I am intrigued by the notion of crypts. St. Paul’s was the first crypt I was to visit this trip, and it feels somewhat awkward to me to be standing and walking over the long tombstones marking the burial places of saints and sinners long since past. I was aware of, and somewhat disturbed, by the inequity shown to those who have died and been buried there: some crypts and memorial plaques along the walls are clearly off-limits so as not to be damaged or defaced; but innumerable tombstones are being worn away by the shoes of countless visitors just like me. (It’s even creepier when you stop to think that these are the final resting places of others’ human remains!)

St. Paul’s was the second burial place I visited in London. On Thursday, after settling into my hotel in the afternoon and not wanting to journey too far because of the minimal amount of sleep I had had due to the overnight flight, I wandered around Upper Tooting until I came to the churchyard of St. Nicholas. There was an expansive cemetary surrounding the church. Where in Arizona we would have parking, sidewalks, landscaping, and open space, here in the churchyard there were graves upon graves. (There was one smack dab at the bottom of a stairway! I had to wonder if the person buried there had some emotional attachment to the stairs… or had, perhaps, fallen down them!)

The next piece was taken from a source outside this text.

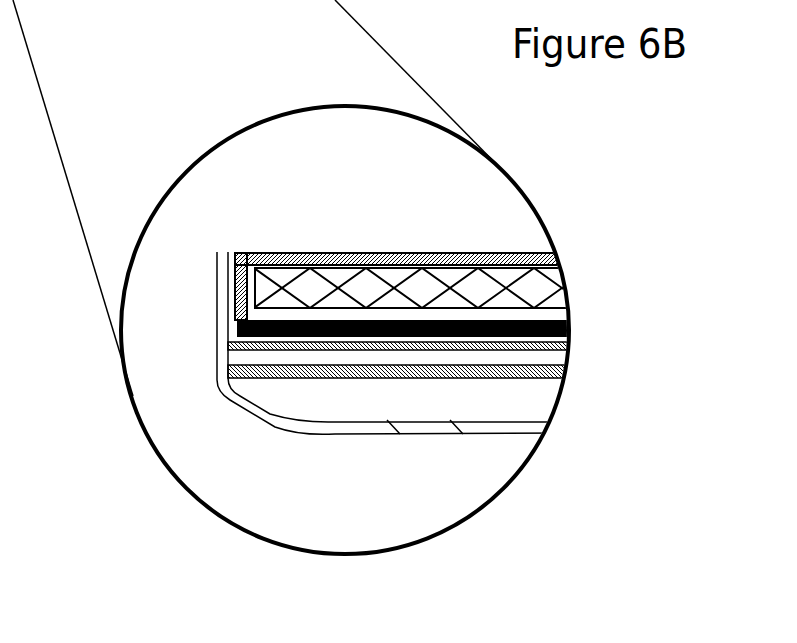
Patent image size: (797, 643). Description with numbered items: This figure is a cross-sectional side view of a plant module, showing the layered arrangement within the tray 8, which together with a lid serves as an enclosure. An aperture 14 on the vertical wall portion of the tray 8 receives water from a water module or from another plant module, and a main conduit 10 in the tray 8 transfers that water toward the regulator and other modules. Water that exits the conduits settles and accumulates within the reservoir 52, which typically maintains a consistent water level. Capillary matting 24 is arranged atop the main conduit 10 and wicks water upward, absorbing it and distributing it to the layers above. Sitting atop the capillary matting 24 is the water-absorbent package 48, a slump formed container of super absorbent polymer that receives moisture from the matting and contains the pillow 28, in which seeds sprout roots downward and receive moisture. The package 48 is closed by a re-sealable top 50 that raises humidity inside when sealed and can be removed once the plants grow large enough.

Considering the length of London’s history, the densely packed population it has supported for generations (I saw a centuries old map of London that actually color-coded the wealth/class of residents!), and its functionally land-locked status, I shouldn’t be surprised at the number of graveyards and crypts. Or the protected status of many of them by the City itself! In addition to St. Paul’s Crypt, I also discovered myself walking over the final resting places of many good Methodists at Wesley’s Chapel – because the Museum and Bookstore are located directly atop them! With space at such a premium, it seems both practical and necessary for space beneath church buildings to be used for crypts. Still, walking in them just feels… weird

I also (briefly) visited Bunhill Fields, a Dissenter’s graveyard. Because it is in Islington and not London proper, when in use Bunhill Fields was outside the city limits, since none of the Dissenters were legally allowed to be buried within the walls of Town. (Since that time one of the Lord Mayors of London had the cemetary encircled with walls.) I discovered that this is where Susanna Wesley is buried (along with other well-known Dissenters such as Paul Bunyon, William Blake, Daniel Defoe, and several others), with her gravestone visible from the window of Wesley’s study across the road.

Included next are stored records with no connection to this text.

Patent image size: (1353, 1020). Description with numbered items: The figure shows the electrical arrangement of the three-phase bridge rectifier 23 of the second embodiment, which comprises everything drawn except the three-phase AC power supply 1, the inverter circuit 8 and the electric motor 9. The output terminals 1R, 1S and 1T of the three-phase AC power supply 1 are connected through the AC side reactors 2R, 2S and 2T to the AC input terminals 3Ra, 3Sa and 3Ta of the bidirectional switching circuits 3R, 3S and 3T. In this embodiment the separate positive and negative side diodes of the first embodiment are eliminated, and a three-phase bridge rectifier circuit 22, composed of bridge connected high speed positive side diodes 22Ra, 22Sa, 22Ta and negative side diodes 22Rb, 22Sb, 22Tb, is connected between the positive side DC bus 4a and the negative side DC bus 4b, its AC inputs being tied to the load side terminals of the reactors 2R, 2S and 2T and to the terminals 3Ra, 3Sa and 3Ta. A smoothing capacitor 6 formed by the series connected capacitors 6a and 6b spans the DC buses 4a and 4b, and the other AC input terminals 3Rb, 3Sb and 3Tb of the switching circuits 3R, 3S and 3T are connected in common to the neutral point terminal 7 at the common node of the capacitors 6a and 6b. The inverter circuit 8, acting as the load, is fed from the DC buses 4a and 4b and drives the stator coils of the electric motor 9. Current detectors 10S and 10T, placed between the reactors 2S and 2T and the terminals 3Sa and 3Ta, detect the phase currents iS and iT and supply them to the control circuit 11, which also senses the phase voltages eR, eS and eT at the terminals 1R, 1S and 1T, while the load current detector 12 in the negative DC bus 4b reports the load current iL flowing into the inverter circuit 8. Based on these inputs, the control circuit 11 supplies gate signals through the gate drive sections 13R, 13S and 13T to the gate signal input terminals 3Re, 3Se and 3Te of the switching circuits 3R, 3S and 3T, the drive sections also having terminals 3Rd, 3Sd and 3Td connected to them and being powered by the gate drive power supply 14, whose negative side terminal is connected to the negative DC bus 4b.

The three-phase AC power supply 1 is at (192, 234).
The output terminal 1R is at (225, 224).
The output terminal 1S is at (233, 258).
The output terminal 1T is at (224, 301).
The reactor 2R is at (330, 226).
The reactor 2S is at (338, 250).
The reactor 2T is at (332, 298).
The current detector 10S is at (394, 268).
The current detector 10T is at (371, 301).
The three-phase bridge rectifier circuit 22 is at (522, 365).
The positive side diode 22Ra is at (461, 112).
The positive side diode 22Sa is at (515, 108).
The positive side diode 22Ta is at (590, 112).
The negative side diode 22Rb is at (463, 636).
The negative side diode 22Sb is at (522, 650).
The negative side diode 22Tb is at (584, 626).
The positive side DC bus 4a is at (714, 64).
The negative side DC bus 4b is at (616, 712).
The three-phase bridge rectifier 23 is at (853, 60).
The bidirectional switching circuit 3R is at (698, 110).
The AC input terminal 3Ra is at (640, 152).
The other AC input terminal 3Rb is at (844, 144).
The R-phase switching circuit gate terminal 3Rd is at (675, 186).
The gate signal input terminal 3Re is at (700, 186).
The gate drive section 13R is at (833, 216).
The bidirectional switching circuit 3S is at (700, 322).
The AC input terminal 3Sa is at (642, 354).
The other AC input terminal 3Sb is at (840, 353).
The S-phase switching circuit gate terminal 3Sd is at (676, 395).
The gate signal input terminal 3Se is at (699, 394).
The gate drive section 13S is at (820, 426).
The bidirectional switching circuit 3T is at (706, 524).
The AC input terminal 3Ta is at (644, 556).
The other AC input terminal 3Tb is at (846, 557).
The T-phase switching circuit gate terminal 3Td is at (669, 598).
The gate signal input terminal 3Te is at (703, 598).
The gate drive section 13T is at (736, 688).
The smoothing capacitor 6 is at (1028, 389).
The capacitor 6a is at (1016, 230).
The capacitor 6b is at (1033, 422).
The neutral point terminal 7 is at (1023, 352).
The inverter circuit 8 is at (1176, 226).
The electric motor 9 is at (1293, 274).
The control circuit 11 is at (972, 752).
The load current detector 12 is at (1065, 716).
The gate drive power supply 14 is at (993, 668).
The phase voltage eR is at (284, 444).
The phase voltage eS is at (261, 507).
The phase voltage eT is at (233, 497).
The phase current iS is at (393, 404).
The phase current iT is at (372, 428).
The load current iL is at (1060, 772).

In years past, worshiping in congregations in the Midwest or visiting those in the East, I always found the numerous memorial plaques strange. They are not as much of a custom out in the West. However, I think they might be a vestigial trace of the greater memorials that exist in older churches and cathedrals. At St. Paul’s, St. Nicholas, and even Wesley Chapel sculpted effigies, large memorial plagues, and gravestones abound. Like the stone forget-me-nots that bloom in graveyards and memorial gardens, these bear sentiments declaring the good works and familial love of generations past.
I need to go back and review my Journal from my visit to Westminster Abbey in 1997 (and may post an excerpt later); but I wonder if I reflected then on there being a very real sense of “the communion of saints” when one is surrounded both by the likenesses and memorials about the previously departed. Perhaps when worshiping in such a surrounding, one does not notice. But, just as reading Wesley’s sermons or Journal strike a chord in me, reminding me of the driven and passionate faith of those who have come before, I wonder if being in their midst regularly would also instill that sense of carrying a flame that has been burning for so long.